Listening to the debate, I wondered whether Conservative Members even understand why we have public services. I urge them to look at page 7 of a handy little Treasury document called "Budget 2002: a summary leaflet", which gives a breakdown of how taxpayers' money is spent. Having done a few sums, I discovered that the national health service costs about £1,200 a year per person—in other words, £100 a month. Do Conservative Members believe that a private or social insurance system could provide the benefits of the NHS for £100 a month? We have public services because they

22 Apr 2002 : Column 65

leverage in benefits of scale, of fairness and of innovation, and that gives us more bang for our buck. They enable us to deliver services to the people who need them, as they need them. It is time that Conservative Members learned that lesson.

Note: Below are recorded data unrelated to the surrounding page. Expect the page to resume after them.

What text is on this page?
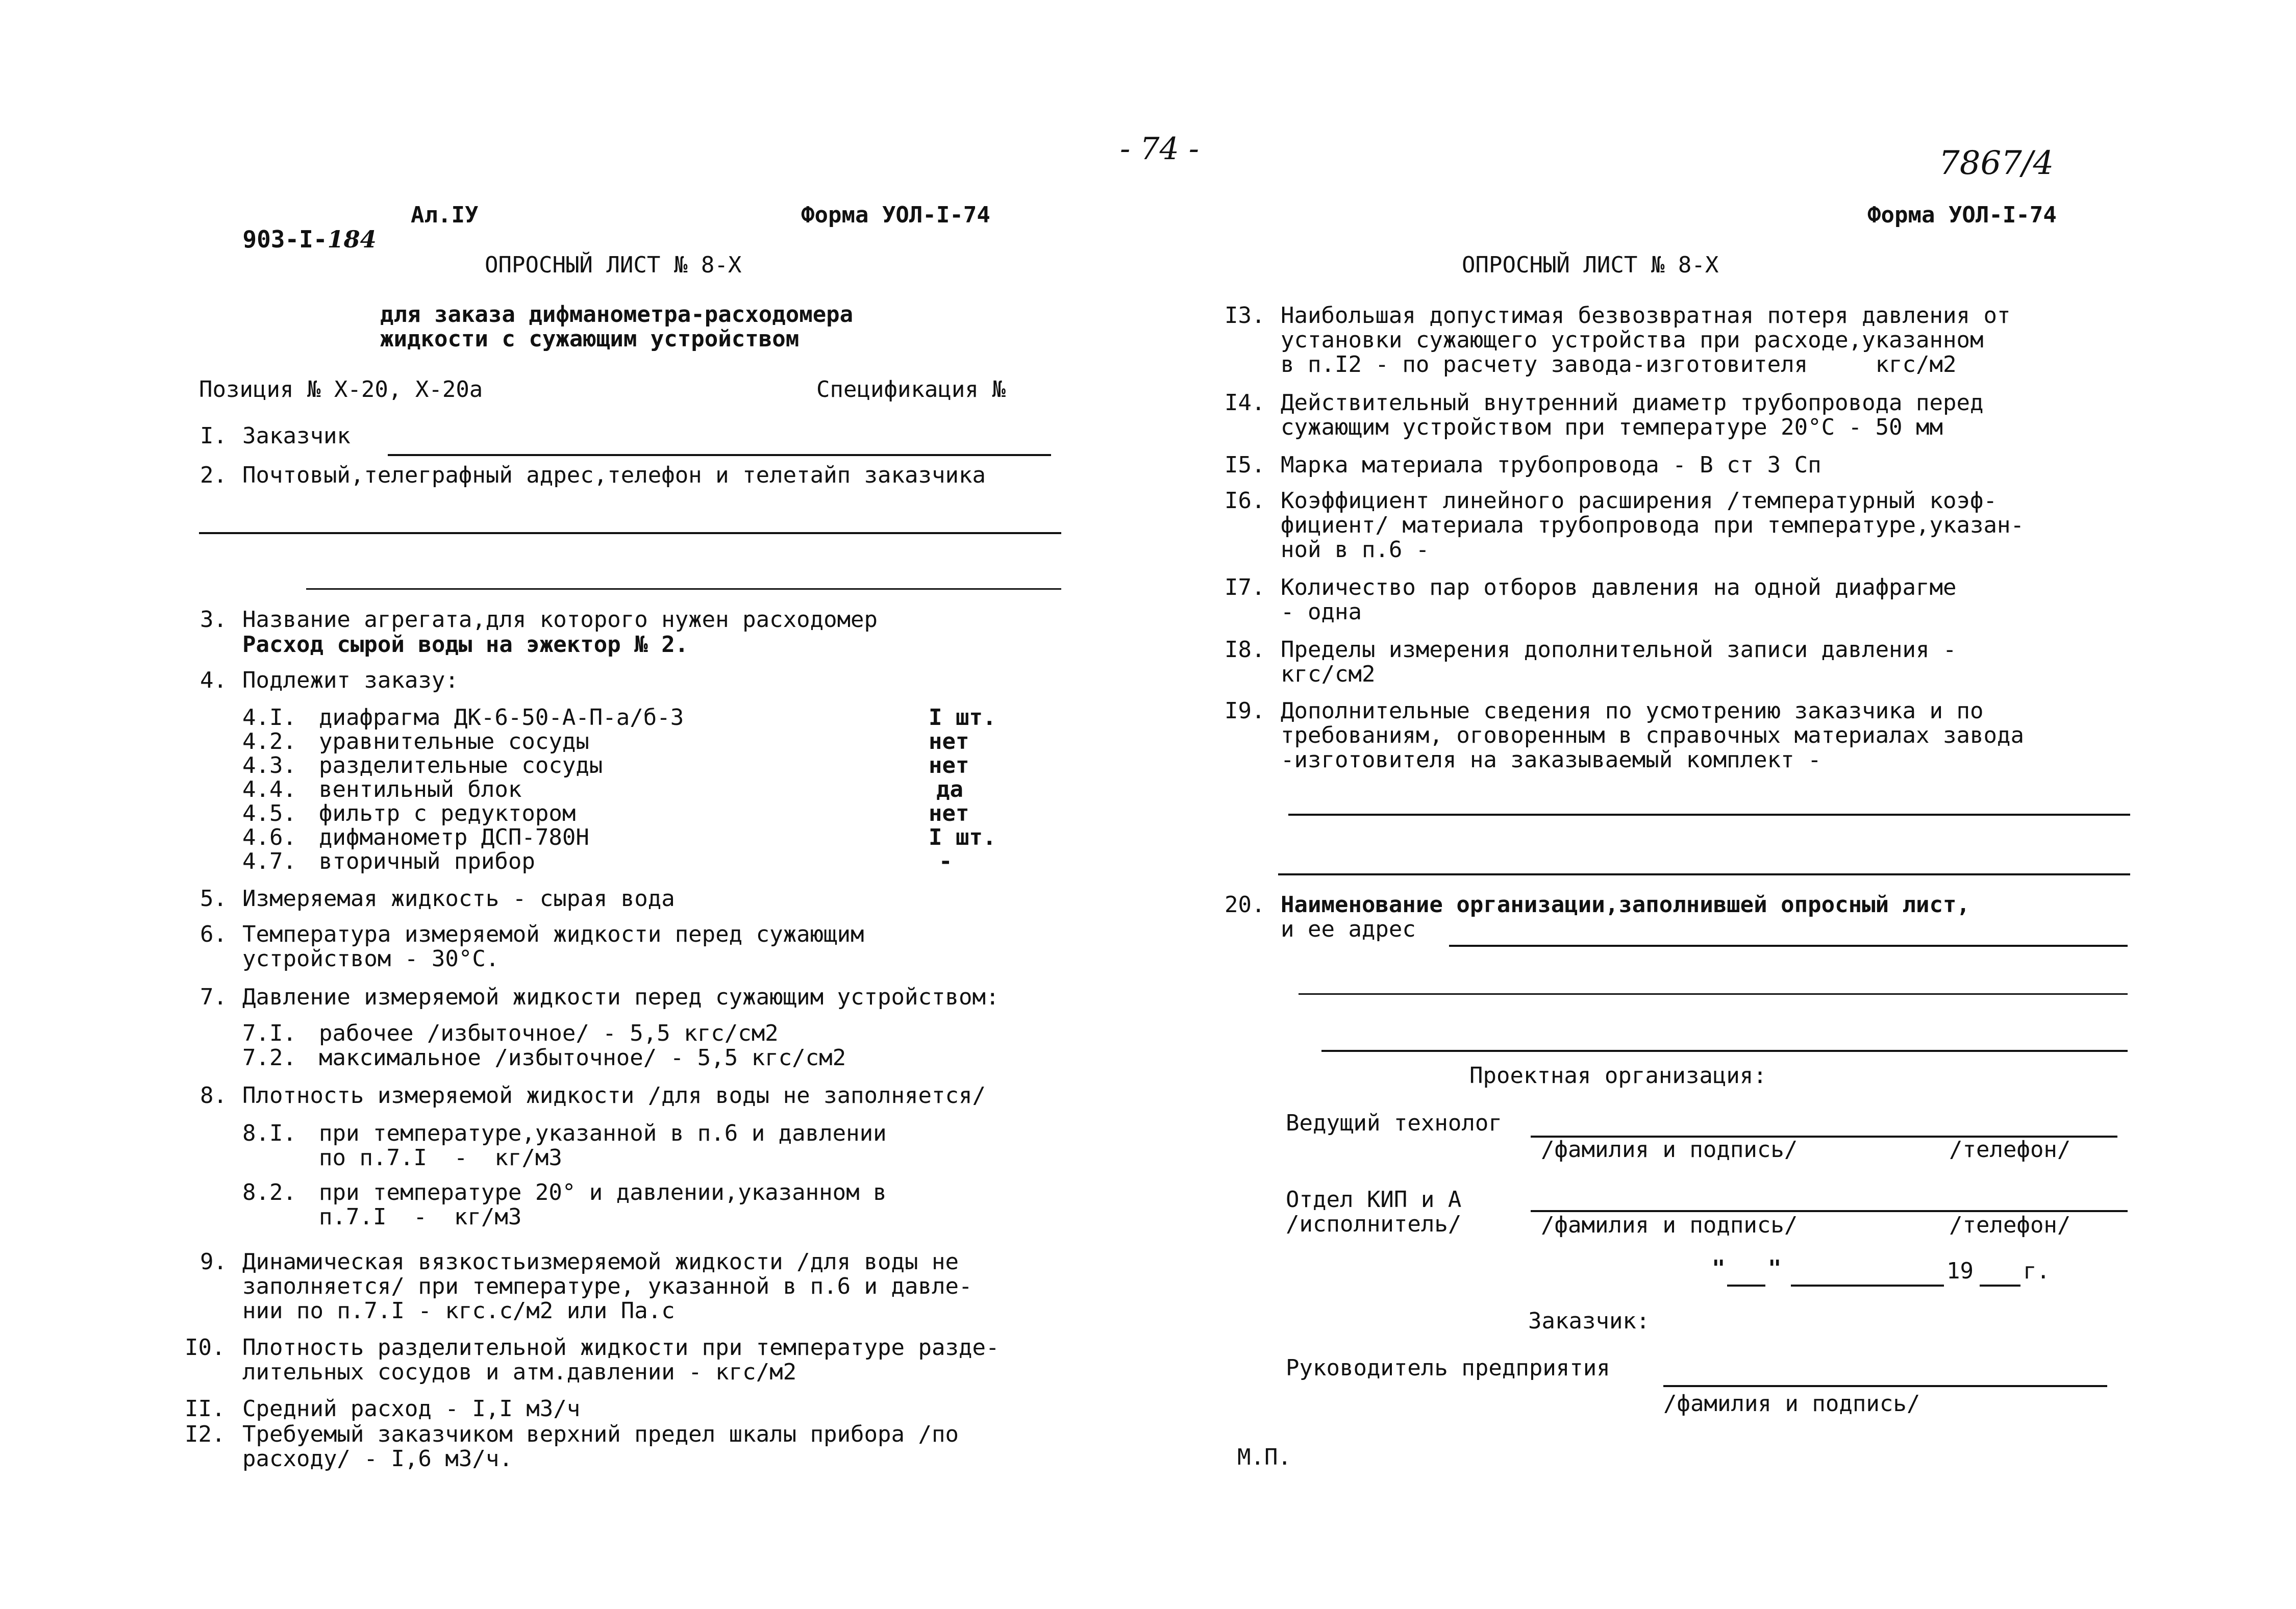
- 74 -	7867/4

903-I-184

Ал.IУ	Форма УОЛ-I-74	Форма УОЛ-I-74
ОПРОСНЫЙ ЛИСТ № 8-Х
для заказа дифманометра-расходомера
жидкости с сужающим устройством
Позиция № Х-20, Х-20а	Спецификация №
I. Заказчик
2. Почтовый,телеграфный адрес,телефон и телетайп заказчика
3. Название агрегата,для которого нужен расходомер
Расход сырой воды на эжектор № 2.
4. Подлежит заказу:
4.I. диафрагма ДК-6-50-А-П-а/б-3	I шт.
4.2. уравнительные сосуды	нет
4.3. разделительные сосуды	нет
4.4. вентильный блок	да
4.5. фильтр с редуктором	нет
4.6. дифманометр ДСП-780Н	I шт.
4.7. вторичный прибор	-
5. Измеряемая жидкость - сырая вода
6. Температура измеряемой жидкости перед сужающим
устройством - 30°С.
7. Давление измеряемой жидкости перед сужающим устройством:
7.I. рабочее /избыточное/ - 5,5 кгс/см2
7.2. максимальное /избыточное/ - 5,5 кгс/см2
8. Плотность измеряемой жидкости /для воды не заполняется/
8.I. при температуре,указанной в п.6 и давлении
по п.7.I  -  кг/м3
8.2. при температуре 20° и давлении,указанном в
п.7.I  -  кг/м3
9. Динамическая вязкостьизмеряемой жидкости /для воды не
заполняется/ при температуре, указанной в п.6 и давле-
нии по п.7.I - кгс.с/м2 или Па.с
I0. Плотность разделительной жидкости при температуре разде-
лительных сосудов и атм.давлении - кгс/м2
II. Средний расход - I,I м3/ч
I2. Требуемый заказчиком верхний предел шкалы прибора /по
расходу/ - I,6 м3/ч.
ОПРОСНЫЙ ЛИСТ № 8-Х
I3. Наибольшая допустимая безвозвратная потеря давления от
установки сужающего устройства при расходе,указанном
в п.I2 - по расчету завода-изготовителя     кгс/м2
I4. Действительный внутренний диаметр трубопровода перед
сужающим устройством при температуре 20°С - 50 мм
I5. Марка материала трубопровода - В ст 3 Сп
I6. Коэффициент линейного расширения /температурный коэф-
фициент/ материала трубопровода при температуре,указан-
ной в п.6 -
I7. Количество пар отборов давления на одной диафрагме
- одна
I8. Пределы измерения дополнительной записи давления -
кгс/см2
I9. Дополнительные сведения по усмотрению заказчика и по
требованиям, оговоренным в справочных материалах завода
-изготовителя на заказываемый комплект -
20. Наименование организации,заполнившей опросный лист,
и ее адрес
Проектная организация:
Ведущий технолог
/фамилия и подпись/	/телефон/
Отдел КИП и А
/исполнитель/	/фамилия и подпись/	/телефон/
" "	19 г.
Заказчик:
Руководитель предприятия
/фамилия и подпись/
М.П.
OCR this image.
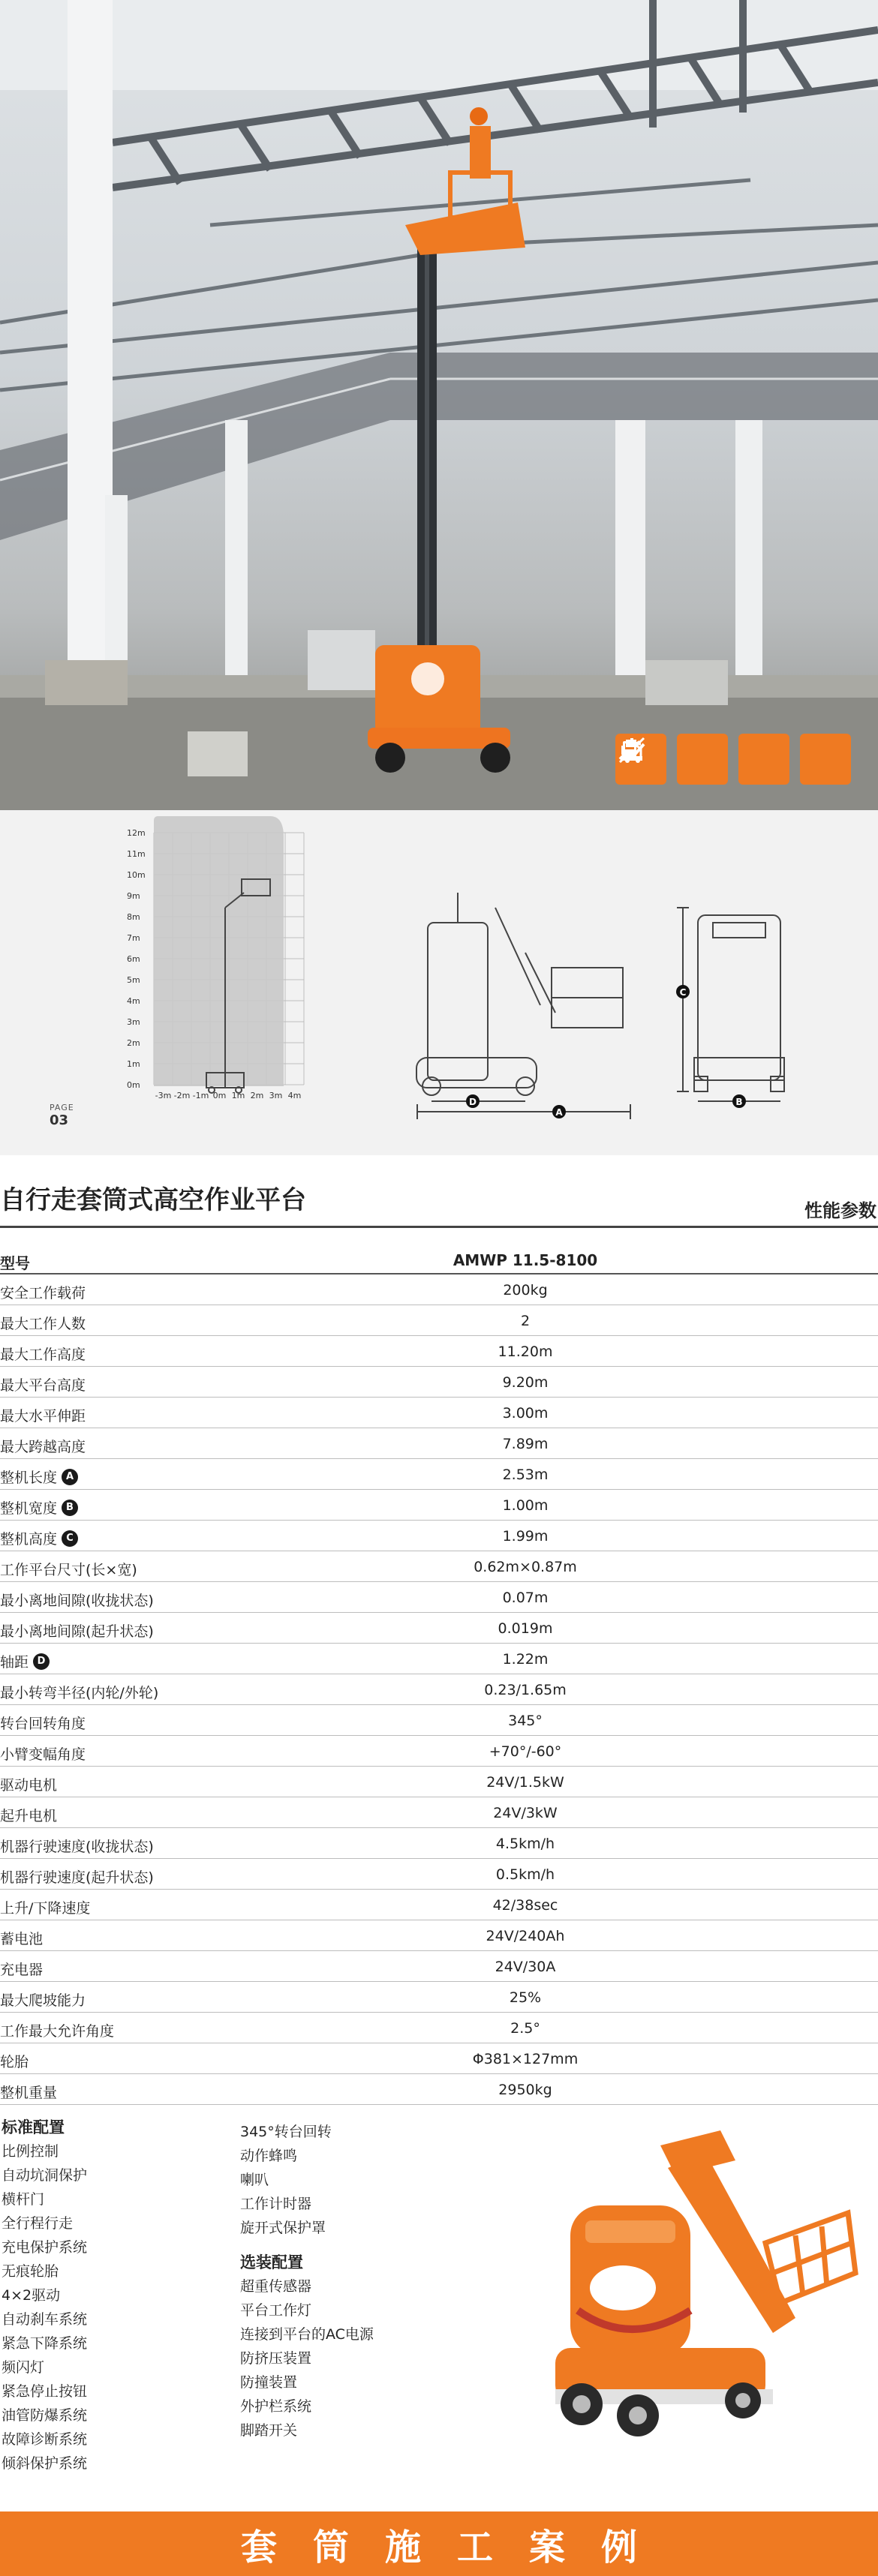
12m
11m
10m
9m
8m
7m
6m
5m
4m
3m
2m
1m
0m
-3m -2m -1m 0m 1m 2m 3m 4m
D
A
C
B
PAGE
03
自行走套筒式高空作业平台	性能参数
型号	AMWP 11.5-8100
安全工作载荷	200kg
最大工作人数	2
最大工作高度	11.20m
最大平台高度	9.20m
最大水平伸距	3.00m
最大跨越高度	7.89m
整机长度 A	2.53m
整机宽度 B	1.00m
整机高度 C	1.99m
工作平台尺寸(长×宽)	0.62m×0.87m
最小离地间隙(收拢状态)	0.07m
最小离地间隙(起升状态)	0.019m
轴距 D	1.22m
最小转弯半径(内轮/外轮)	0.23/1.65m
转台回转角度	345°
小臂变幅角度	+70°/-60°
驱动电机	24V/1.5kW
起升电机	24V/3kW
机器行驶速度(收拢状态)	4.5km/h
机器行驶速度(起升状态)	0.5km/h
上升/下降速度	42/38sec
蓄电池	24V/240Ah
充电器	24V/30A
最大爬坡能力	25%
工作最大允许角度	2.5°
轮胎	Φ381×127mm
整机重量	2950kg
标准配置
比例控制
自动坑洞保护
横杆门
全行程行走
充电保护系统
无痕轮胎
4×2驱动
自动刹车系统
紧急下降系统
频闪灯
紧急停止按钮
油管防爆系统
故障诊断系统
倾斜保护系统
345°转台回转
动作蜂鸣
喇叭
工作计时器
旋开式保护罩
选装配置
超重传感器
平台工作灯
连接到平台的AC电源
防挤压装置
防撞装置
外护栏系统
脚踏开关
套筒施工案例
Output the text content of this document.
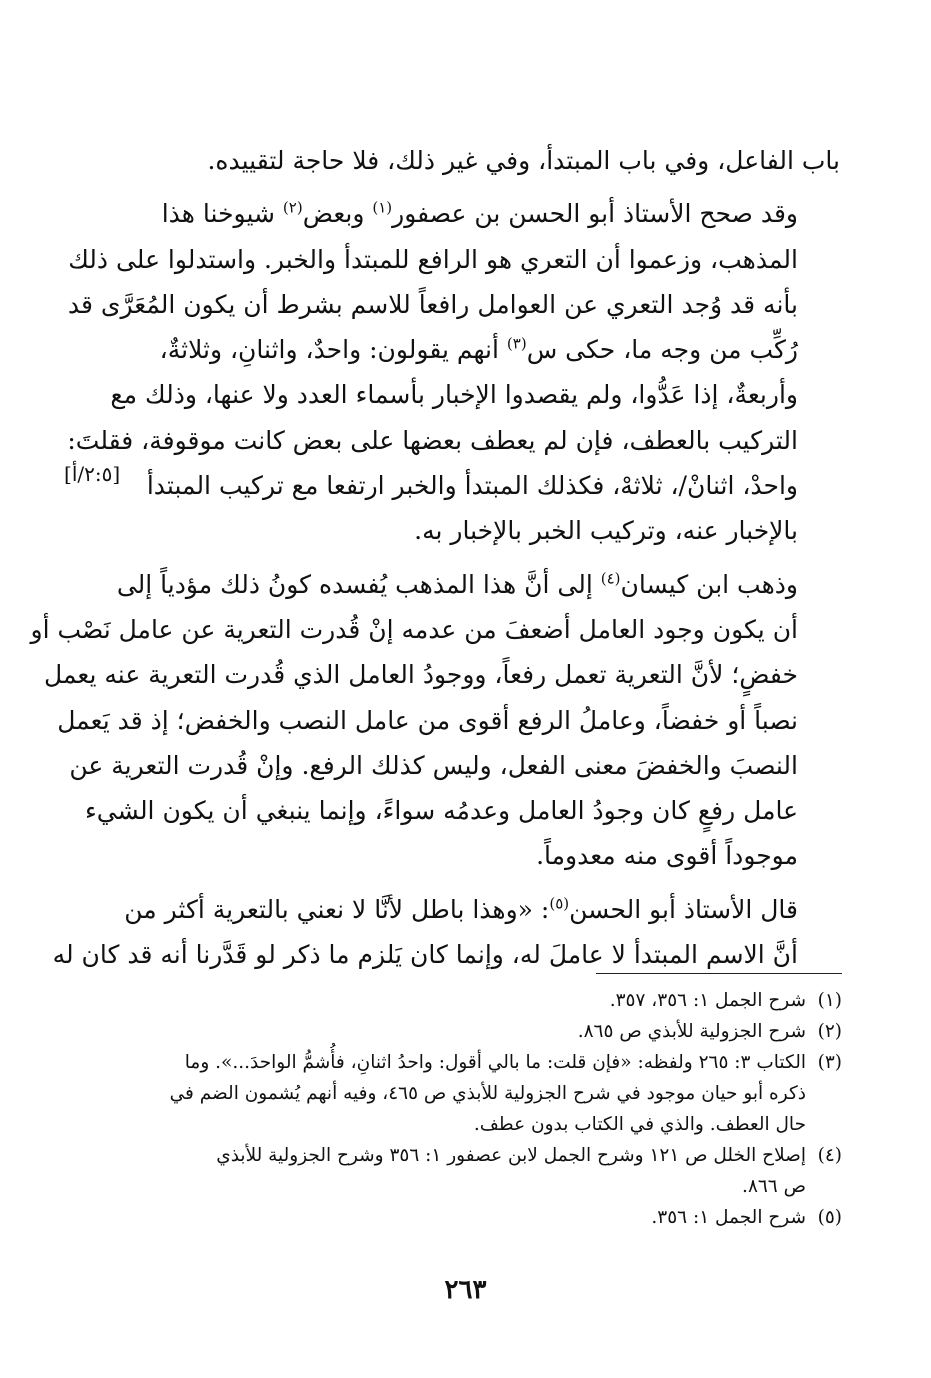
باب الفاعل، وفي باب المبتدأ، وفي غير ذلك، فلا حاجة لتقييده.

وقد صحح الأستاذ أبو الحسن بن عصفور$^{(١)}$ وبعض$^{(٢)}$ شيوخنا هذا
المذهب، وزعموا أن التعري هو الرافع للمبتدأ والخبر. واستدلوا على ذلك
بأنه قد وُجد التعري عن العوامل رافعاً للاسم بشرط أن يكون المُعَرَّى قد
رُكِّب من وجه ما، حكى س$^{(٣)}$ أنهم يقولون: واحدٌ، واثنانِ، وثلاثةٌ،
وأربعةٌ، إذا عَدُّوا، ولم يقصدوا الإخبار بأسماء العدد ولا عنها، وذلك مع
التركيب بالعطف، فإن لم يعطف بعضها على بعض كانت موقوفة، فقلتَ:
واحدْ، اثنانْ/، ثلاثهْ، فكذلك المبتدأ والخبر ارتفعا مع تركيب المبتدأ
بالإخبار عنه، وتركيب الخبر بالإخبار به.

وذهب ابن كيسان$^{(٤)}$ إلى أنَّ هذا المذهب يُفسده كونُ ذلك مؤدياً إلى
أن يكون وجود العامل أضعفَ من عدمه إنْ قُدرت التعرية عن عامل نَصْب أو
خفضٍ؛ لأنَّ التعرية تعمل رفعاً، ووجودُ العامل الذي قُدرت التعرية عنه يعمل
نصباً أو خفضاً، وعاملُ الرفع أقوى من عامل النصب والخفض؛ إذ قد يَعمل
النصبَ والخفضَ معنى الفعل، وليس كذلك الرفع. وإنْ قُدرت التعرية عن
عامل رفعٍ كان وجودُ العامل وعدمُه سواءً، وإنما ينبغي أن يكون الشيء
موجوداً أقوى منه معدوماً.

قال الأستاذ أبو الحسن$^{(٥)}$: «وهذا باطل لأنَّا لا نعني بالتعرية أكثر من
أنَّ الاسم المبتدأ لا عاملَ له، وإنما كان يَلزم ما ذكر لو قَدَّرنا أنه قد كان له

[٢:٥/أ]
(١)
شرح الجمل ١: ٣٥٦، ٣٥٧.
(٢)
شرح الجزولية للأبذي ص ٨٦٥.
(٣)
الكتاب ٣: ٢٦٥ ولفظه: «فإن قلت: ما بالي أقول: واحدُ اثنانِ، فأُشمُّ الواحدَ...». وما
ذكره أبو حيان موجود في شرح الجزولية للأبذي ص ٤٦٥، وفيه أنهم يُشمون الضم في
حال العطف. والذي في الكتاب بدون عطف.
(٤)
إصلاح الخلل ص ١٢١ وشرح الجمل لابن عصفور ١: ٣٥٦ وشرح الجزولية للأبذي
ص ٨٦٦.
(٥)
شرح الجمل ١: ٣٥٦.
٢٦٣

I was also interested to hear Conservative Members' comments about the state of the country in 1997. Frankly, I have to wonder which country they were living in. I became a Member of Parliament in 1997, and I remember the hon. Member for Sevenoaks (Mr. Fallon), who spoke earlier but is unfortunately no longer in his place, telling the House in the Budget debates of that Parliament about the mess that the Government were making of the economy by plunging it into recession and doing nothing to bring it out.

I remember Conservative Members opposing every one of the measures that the Government introduced to build the stable economy that we have today—the strongest economy in the world, and the only one in the developed world to avoid last year's global recession. We have the lowest interest rates for decades, the lowest unemployment in the developed world and the highest employment in UK history—and we are still a week or two short of the Government's fifth anniversary. By any stretch of the imagination, that is a catalogue of achievements of which the Chancellor, the Prime Minister, the Government and all Labour Members can be proud.

Conservative Members can take no credit for those achievements, because they opposed all the measures that were needed to implement them. When they said that the national insurance increase was a tax on jobs, I was reminded of the last time they used that phrase—when we were introducing the national minimum wage, and they kept telling us that it would create 1 million unemployed. In fact, 1 million jobs have been created since we introduced the minimum wage.

From the beginning of 1997, the Liberal Democrats demanded extra expenditure on everything. They wanted to start spending money that we did not have before we had earned it or were in any position to do so.